Claims & Formats
Formats
1. Name Format:
Last Name, First Name followed by Middle initial.
Example: Foster, Patrick. S
2. Date format:
MM/DD/YYYY
Example: 12 (December)/31 (Date)/2017 (Year)
3. Address Format:
Address 1: Street Information (Road Name, Street Name, Avenue Name etc)
Address 2: Apartment Information (Door Number, Building Name, Floor Number etc)
City, State, Zip Code: 5 digit Numeric
Zip Plus: 4 Digit Numeric
4. Contact Format:
10 Digit Numeric: 3-3-4
Example: 981-675-1234
5. Social Security Format:
9 Digit Numeric: 3-2-4
Example: 981-67-1234
6. TAX ID Format:
9 Digit Numeric: 2-7
Example: 98-6751234
6. NPI Format:
10 Digit Numeric: 10
Example: 9867512304
Claims
Claim:
Claim can be defined as a Predefined standard template where the demographic & charge details are entered & sent to the insurance company for payment.
Claim = Demographic Detail + Charge Details
Paper claims are sent through US Postal Service.
Electronic claims are sent through Internet.
Note: The difference between Paper and Electronic claims are follows:
** Electronic claims are confidential than paper claims.
** Electronic claims are fast.
** Electronic claims are costly when compared to paper claims.
CMS = Centers for Medicare & Medicaid
UB = Uniform Billing
ADA = American Dental Association
NSF = National Standard Format
ANSI = American National Standard Institute
NEA = National Electronic Attachment
Note: When claims filed to the Federal / Govt. Insurance, we use NSF. For all the other Insurances we use ANSI.
Example:
CMS 1500 Claims form |
CMS 1500 Claim Form
In this section we will discuss only about physician billing because Hospital billing and its claim form is vast. Also in this entire content I am explaining about only physician billing. Now we will see more about the CMS 1500 claims form.
3 Parts of Claim form:
The complete claim form is dived into 3 parts. First is carrier, second is patient and insured information. third is Physician or supplier information.
Carrier Code: In this section it will display or mention the carrier code.
Patient and insured information: In this section box number 1 to 13 is all about the patient and insureds information.
Physician or supplier information: In this section box number 14 to 33 b is all about Physician or supplier information.
3 Parts of Claim form:
The complete claim form is dived into 3 parts. First is carrier, second is patient and insured information. third is Physician or supplier information.
Carrier Code: In this section it will display or mention the carrier code.
Patient and insured information: In this section box number 1 to 13 is all about the patient and insureds information.
Physician or supplier information: In this section box number 14 to 33 b is all about Physician or supplier information.
Some of the important sections in claim form:
Generally the complete claim form with each and every box and lines are very important in order to process the claim successfully. Here some of the important area where claims gets rejected from payer side.
Box 1a: Invalide Insured ID number.
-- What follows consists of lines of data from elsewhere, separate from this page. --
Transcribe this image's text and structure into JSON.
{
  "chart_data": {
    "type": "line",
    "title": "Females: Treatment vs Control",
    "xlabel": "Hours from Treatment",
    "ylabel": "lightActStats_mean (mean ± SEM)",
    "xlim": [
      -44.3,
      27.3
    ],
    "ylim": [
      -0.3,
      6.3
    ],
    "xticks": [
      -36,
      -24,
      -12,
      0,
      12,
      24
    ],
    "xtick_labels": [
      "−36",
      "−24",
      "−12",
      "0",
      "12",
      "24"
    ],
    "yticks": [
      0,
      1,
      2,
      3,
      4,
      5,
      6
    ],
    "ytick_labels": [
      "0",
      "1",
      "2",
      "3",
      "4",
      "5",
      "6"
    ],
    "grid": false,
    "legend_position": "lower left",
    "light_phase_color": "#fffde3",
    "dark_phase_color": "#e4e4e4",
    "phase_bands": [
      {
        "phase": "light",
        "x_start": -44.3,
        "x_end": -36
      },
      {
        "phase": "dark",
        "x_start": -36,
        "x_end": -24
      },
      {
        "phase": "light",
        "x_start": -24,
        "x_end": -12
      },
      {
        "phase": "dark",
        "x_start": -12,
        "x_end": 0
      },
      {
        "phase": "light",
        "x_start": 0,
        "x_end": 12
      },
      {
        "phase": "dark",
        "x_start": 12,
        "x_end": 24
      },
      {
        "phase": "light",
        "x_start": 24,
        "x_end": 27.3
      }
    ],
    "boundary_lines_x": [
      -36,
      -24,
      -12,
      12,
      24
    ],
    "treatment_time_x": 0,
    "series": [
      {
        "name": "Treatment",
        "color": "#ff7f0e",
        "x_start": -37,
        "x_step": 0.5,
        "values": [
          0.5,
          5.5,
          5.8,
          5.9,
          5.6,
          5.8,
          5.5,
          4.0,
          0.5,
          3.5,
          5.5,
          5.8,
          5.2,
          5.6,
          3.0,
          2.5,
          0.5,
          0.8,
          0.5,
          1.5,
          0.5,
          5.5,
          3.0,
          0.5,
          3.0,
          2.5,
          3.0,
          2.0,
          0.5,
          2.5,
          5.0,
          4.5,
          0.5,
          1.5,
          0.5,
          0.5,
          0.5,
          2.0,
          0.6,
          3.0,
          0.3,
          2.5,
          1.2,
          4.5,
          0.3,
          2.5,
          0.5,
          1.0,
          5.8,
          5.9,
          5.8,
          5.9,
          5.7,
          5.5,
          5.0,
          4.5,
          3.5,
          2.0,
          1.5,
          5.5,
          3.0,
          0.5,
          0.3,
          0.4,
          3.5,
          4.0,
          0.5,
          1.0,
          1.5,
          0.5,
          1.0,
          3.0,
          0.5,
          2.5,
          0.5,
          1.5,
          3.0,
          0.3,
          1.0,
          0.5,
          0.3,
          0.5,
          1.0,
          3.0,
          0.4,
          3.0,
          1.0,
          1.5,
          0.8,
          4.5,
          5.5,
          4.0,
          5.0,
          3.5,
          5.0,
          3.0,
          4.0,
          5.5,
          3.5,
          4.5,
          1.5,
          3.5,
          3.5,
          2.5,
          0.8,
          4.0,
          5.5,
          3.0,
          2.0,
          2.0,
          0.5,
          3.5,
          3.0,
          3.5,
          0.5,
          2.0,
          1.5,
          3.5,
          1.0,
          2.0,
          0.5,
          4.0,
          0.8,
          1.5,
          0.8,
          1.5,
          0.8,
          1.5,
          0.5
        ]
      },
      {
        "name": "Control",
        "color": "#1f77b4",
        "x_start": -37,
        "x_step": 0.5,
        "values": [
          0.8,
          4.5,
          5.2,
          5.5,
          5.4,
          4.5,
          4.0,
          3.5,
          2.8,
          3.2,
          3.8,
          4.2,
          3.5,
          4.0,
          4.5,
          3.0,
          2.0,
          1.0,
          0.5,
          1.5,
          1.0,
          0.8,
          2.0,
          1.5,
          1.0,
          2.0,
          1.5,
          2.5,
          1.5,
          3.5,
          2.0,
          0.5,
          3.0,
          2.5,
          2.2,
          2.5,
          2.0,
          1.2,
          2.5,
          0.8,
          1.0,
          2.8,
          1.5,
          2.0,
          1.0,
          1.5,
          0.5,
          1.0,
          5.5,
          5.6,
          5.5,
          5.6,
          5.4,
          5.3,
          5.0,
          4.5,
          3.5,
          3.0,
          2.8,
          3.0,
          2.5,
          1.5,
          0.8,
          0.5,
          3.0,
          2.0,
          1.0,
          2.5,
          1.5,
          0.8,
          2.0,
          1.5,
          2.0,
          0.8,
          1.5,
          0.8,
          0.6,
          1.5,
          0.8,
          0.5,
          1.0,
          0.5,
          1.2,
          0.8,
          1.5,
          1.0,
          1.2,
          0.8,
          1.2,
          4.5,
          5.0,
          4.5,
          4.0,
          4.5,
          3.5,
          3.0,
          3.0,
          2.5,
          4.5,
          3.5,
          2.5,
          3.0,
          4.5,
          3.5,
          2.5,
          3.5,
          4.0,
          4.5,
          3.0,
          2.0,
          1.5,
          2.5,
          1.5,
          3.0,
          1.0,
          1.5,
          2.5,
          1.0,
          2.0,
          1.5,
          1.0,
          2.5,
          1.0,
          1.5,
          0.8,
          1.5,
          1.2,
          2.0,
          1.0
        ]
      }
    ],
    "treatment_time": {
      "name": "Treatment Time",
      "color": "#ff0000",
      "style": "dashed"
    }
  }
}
Claims get rejected as payer can not identify the patient or Insured due to incorrect ID number.
Box 3: Invalid Date of Birth (DOB) or Sex. Claims may rejected due to incorrect DOB mention on claim form. Claim also will get rejected if the sex of the patient does not match which is mentioned on the claim form.
Box 12: Signature is missing. Caims may get deny if the signature is missing in the Box 12. It should be written as Signature on file. Then only claims will get paid. This section helps to know that patient is aware about their health information will be released during processing the claim.
Box 13: It is important to be signed on claim form as then only provider or supplier gets payment from Insurance company on behalf of patient.
Box 22: Medicaid resubmission code. If the claim is submitted as corrected claim need to mention the claim number in Box number 22 with resubmission code as 7.
Box 23: Need to mention authorization if the patient is visiting the specialist. In case of emergency it is not required. The POS in Box 24 B should be 23 for emergency service.
Box 21: Invalid Dx (Diagnosis code) with patient age. Need to send the claim for coder's review.
Box 24 J (Shaded Area): This are need to be filled with rendering provider's Taxonomy Code.
Box 24 J (Non-Shaded Area): This are is need to be filled with rendering provider's NPI. Invalid or missing either of them will render rejection of the claim.